Well, no. The actual crossover has been the odd decision by the blue team to put supposed economic credibility behind them and instead claim to have found tens of billions of pounds in thin air. The future of the NHS, tax cuts, welfare “savings” can all be guaranteed just like that. The Conservatives have crossed over from austere government to irresponsible opposition. This was not expected.
The second surprise has been the jettisoning of prime ministerial stature by David Cameron, to be replaced instead by the rather terse and spivvy salesmanship of the increasingly tetchy Tory leader. Even his opponents had conceded that Cameron has, on occasion at least, looked the part. But just as being interrogated on his own by Jeremy Paxman proved a rather less comfortable experience than shouting insults across the despatch box with 300 backing vocalists in support, so candidate Dave has seemed far more unsure out on the campaign than when he was still back at No 10 getting on with the day job. Such gravitas as he may once have appeared to possess has gone. This much was clear during his Marr show interview yesterday, when the smiles and affected nonchalance were exposed as being barely skin-deep.
Indeed, Dave’s volte-face on all matters Scottish is extraordinary. In September, with tears in his eyes, he begged his Scottish audiences to vote to stay in the United Kingdom. Nothing could have been more important to him, it seemed. Today, “these people” – that is, democratically elected Scottish MPs – will head down to Westminster determined to destroy England and all that is good about it. No road scheme or NHS pay settlement will be safe from these conniving, underhand Scottish bastards – the ones he was so desperate to keep in the UK half a year ago. How do you reconcile these two positions, this miraculous change of heart? On each occasion Dave was thinking about how to preserve his job. Lose the Union and resignation was probably unavoidable. But talk up the SNP by demonising it, firming up its support, and Labour might still just be stopped. It is a pretty shameless performance: tricksy, superficially clever, but unprincipled. And transparent. I do not think this is an act that will go unchallenged and unexposed in the next two and a half weeks.
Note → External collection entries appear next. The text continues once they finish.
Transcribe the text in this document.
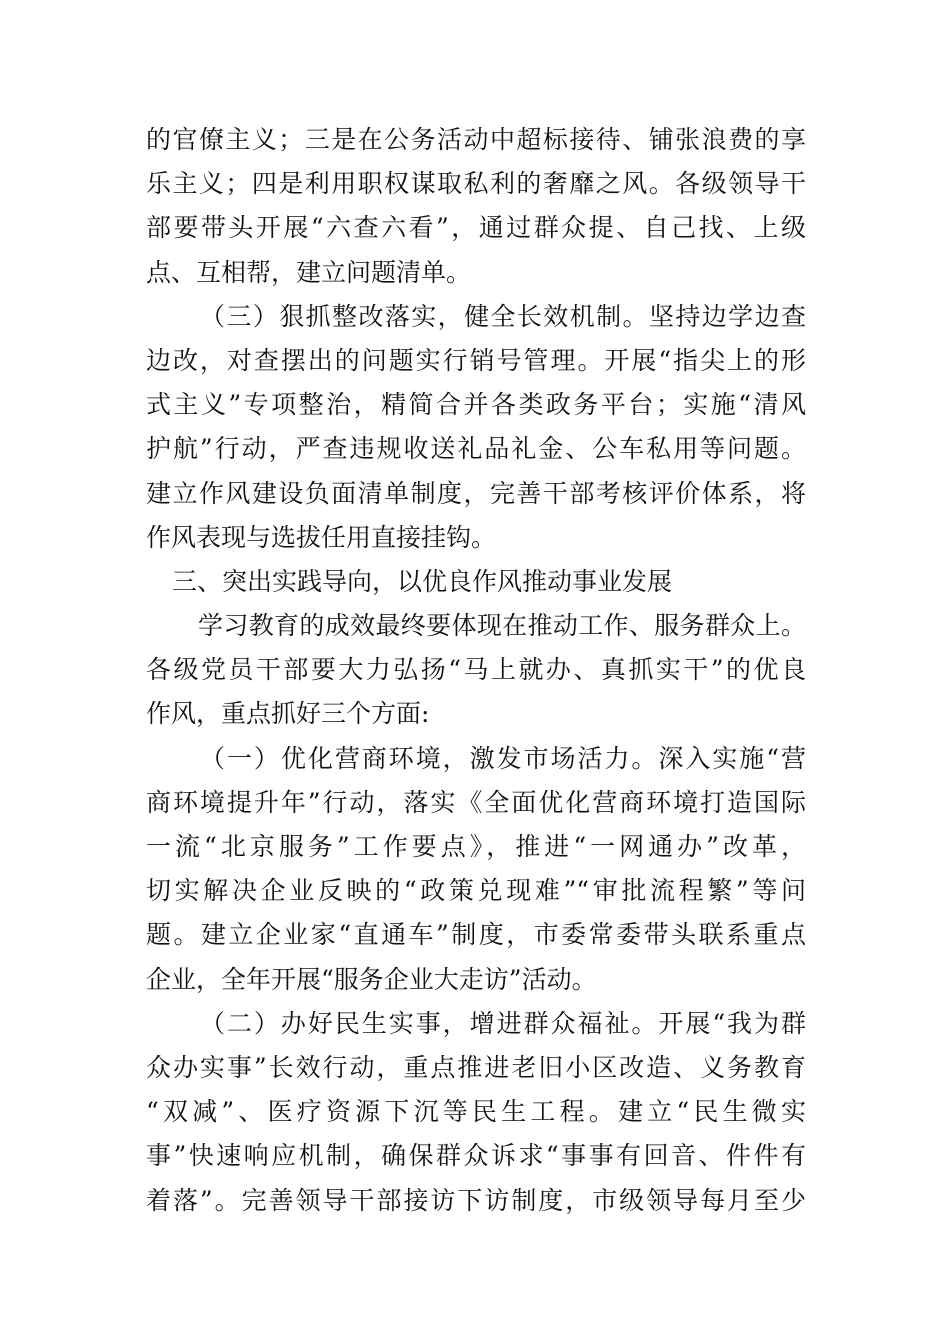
的官僚主义；三是在公务活动中超标接待、铺张浪费的享
乐主义；四是利用职权谋取私利的奢靡之风。各级领导干
部要带头开展“六查六看”，通过群众提、自己找、上级
点、互相帮，建立问题清单。
（三）狠抓整改落实，健全长效机制。坚持边学边查
边改，对查摆出的问题实行销号管理。开展“指尖上的形
式主义”专项整治，精简合并各类政务平台；实施“清风
护航”行动，严查违规收送礼品礼金、公车私用等问题。
建立作风建设负面清单制度，完善干部考核评价体系，将
作风表现与选拔任用直接挂钩。
三、突出实践导向，以优良作风推动事业发展
学习教育的成效最终要体现在推动工作、服务群众上。
各级党员干部要大力弘扬“马上就办、真抓实干”的优良
作风，重点抓好三个方面:
（一）优化营商环境，激发市场活力。深入实施“营
商环境提升年”行动，落实《全面优化营商环境打造国际
一流“北京服务”工作要点》，推进“一网通办”改革，
切实解决企业反映的“政策兑现难”“审批流程繁”等问
题。建立企业家“直通车”制度，市委常委带头联系重点
企业，全年开展“服务企业大走访”活动。
（二）办好民生实事，增进群众福祉。开展“我为群
众办实事”长效行动，重点推进老旧小区改造、义务教育
“双减”、医疗资源下沉等民生工程。建立“民生微实
事”快速响应机制，确保群众诉求“事事有回音、件件有
着落”。完善领导干部接访下访制度，市级领导每月至少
There has been another crossover during the election campaign – the one carried out by Ed Miliband. He has gone, as some have joked, from Mr Bean to Poldark in a few short weeks. The person we were told would be too awkward, too aloof to campaign well has surprised many. “Where did the weird guy go?”, as ITV News’ Carl Dineen has asked. The young women of Knutsford have spoken for the nation, it seems.
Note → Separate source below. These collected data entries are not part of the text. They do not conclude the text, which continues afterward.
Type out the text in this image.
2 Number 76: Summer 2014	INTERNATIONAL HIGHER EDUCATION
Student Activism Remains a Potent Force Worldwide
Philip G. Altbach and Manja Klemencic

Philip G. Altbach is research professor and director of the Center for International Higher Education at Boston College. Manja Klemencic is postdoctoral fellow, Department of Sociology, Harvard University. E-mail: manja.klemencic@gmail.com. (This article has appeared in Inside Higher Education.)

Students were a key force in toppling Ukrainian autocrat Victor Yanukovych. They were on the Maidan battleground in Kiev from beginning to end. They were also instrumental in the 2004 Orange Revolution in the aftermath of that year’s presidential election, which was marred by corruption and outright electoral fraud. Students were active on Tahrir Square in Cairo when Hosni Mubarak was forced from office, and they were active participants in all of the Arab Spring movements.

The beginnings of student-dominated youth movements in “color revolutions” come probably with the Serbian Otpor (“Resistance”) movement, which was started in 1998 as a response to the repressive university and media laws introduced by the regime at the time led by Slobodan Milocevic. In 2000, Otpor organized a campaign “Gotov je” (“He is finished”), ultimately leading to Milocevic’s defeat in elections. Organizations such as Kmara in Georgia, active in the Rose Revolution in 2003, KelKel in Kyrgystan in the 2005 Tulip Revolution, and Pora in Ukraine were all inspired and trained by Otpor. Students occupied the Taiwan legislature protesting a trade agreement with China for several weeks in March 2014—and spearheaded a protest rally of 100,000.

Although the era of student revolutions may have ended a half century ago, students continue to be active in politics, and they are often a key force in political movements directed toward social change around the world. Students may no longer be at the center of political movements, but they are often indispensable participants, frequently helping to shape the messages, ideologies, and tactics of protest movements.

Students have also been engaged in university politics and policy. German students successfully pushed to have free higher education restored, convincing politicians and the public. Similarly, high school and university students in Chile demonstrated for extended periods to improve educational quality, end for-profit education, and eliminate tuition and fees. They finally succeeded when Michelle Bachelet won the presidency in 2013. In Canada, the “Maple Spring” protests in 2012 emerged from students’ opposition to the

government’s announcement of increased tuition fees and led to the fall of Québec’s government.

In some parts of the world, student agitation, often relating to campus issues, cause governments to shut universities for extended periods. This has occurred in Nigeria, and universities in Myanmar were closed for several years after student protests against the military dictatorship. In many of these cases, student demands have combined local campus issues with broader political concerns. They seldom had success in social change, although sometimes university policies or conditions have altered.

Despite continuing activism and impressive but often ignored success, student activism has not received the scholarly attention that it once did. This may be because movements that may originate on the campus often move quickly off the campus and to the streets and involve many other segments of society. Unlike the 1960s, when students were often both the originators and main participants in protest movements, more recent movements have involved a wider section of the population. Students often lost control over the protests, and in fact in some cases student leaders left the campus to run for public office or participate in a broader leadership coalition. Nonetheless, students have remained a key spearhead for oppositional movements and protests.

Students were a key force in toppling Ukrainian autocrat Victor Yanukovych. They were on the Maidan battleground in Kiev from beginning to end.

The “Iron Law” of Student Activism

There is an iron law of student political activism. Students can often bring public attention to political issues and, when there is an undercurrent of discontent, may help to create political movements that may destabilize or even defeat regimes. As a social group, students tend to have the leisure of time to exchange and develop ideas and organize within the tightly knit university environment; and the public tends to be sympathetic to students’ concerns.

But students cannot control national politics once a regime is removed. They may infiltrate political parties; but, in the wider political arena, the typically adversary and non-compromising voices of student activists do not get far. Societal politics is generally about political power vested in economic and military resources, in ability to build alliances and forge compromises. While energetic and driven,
We have come a long way from September 25 2010, the day Ed Miliband was elected leader of the Labour party. That result, we now know, was met by a jubilant response from the chancellor, George Osborne. He has enjoyed telling how he sank to his knees and shouted “Yes, yes, yes!” on hearing the news. And that superior disdain has informed and characterised the Tory attitude to Miliband’s leadership much of the time since.
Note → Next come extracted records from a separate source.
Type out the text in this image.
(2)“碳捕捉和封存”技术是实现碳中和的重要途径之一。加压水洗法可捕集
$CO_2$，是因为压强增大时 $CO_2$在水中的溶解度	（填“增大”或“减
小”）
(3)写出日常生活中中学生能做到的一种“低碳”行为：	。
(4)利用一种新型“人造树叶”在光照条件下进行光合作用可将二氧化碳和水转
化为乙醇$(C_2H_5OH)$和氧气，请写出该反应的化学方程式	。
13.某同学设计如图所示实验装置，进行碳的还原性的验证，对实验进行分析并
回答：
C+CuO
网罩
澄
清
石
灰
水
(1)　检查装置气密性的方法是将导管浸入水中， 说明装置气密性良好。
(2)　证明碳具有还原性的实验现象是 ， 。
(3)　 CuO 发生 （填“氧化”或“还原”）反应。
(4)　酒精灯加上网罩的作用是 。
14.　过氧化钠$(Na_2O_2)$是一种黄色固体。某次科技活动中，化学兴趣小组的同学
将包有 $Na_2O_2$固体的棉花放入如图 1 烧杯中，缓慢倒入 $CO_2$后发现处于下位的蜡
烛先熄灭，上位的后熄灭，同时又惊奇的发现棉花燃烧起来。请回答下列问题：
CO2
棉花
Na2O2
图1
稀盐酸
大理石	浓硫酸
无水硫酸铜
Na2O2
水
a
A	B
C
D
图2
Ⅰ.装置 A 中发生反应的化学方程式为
That was a mistake. Miliband has been under-estimated by many. But the experts of London SW1 are beginning to catch up with what the public started to recognise a few weeks ago: that the Labour leader is a capable, attractive figure, a man of principle and no little resilience. The answer to the question “where did the weird guy go?” is that the caricature has been exposed as a lie. Sunlight has acted as a disinfectant on the poisonous and wilful misrepresentation of the Labour leader.
The general election of 2015 is turning out to be a tale of the unexpected. The biggest unexpected element remains the result. Opinion polls are not votes. The mood could shift again several times before May 7. But it is Labour that looks happier today, and with reason. Perhaps it will be Ed Miliband’s turn to shout “Yes, yes, yes!” when the votes are finally counted.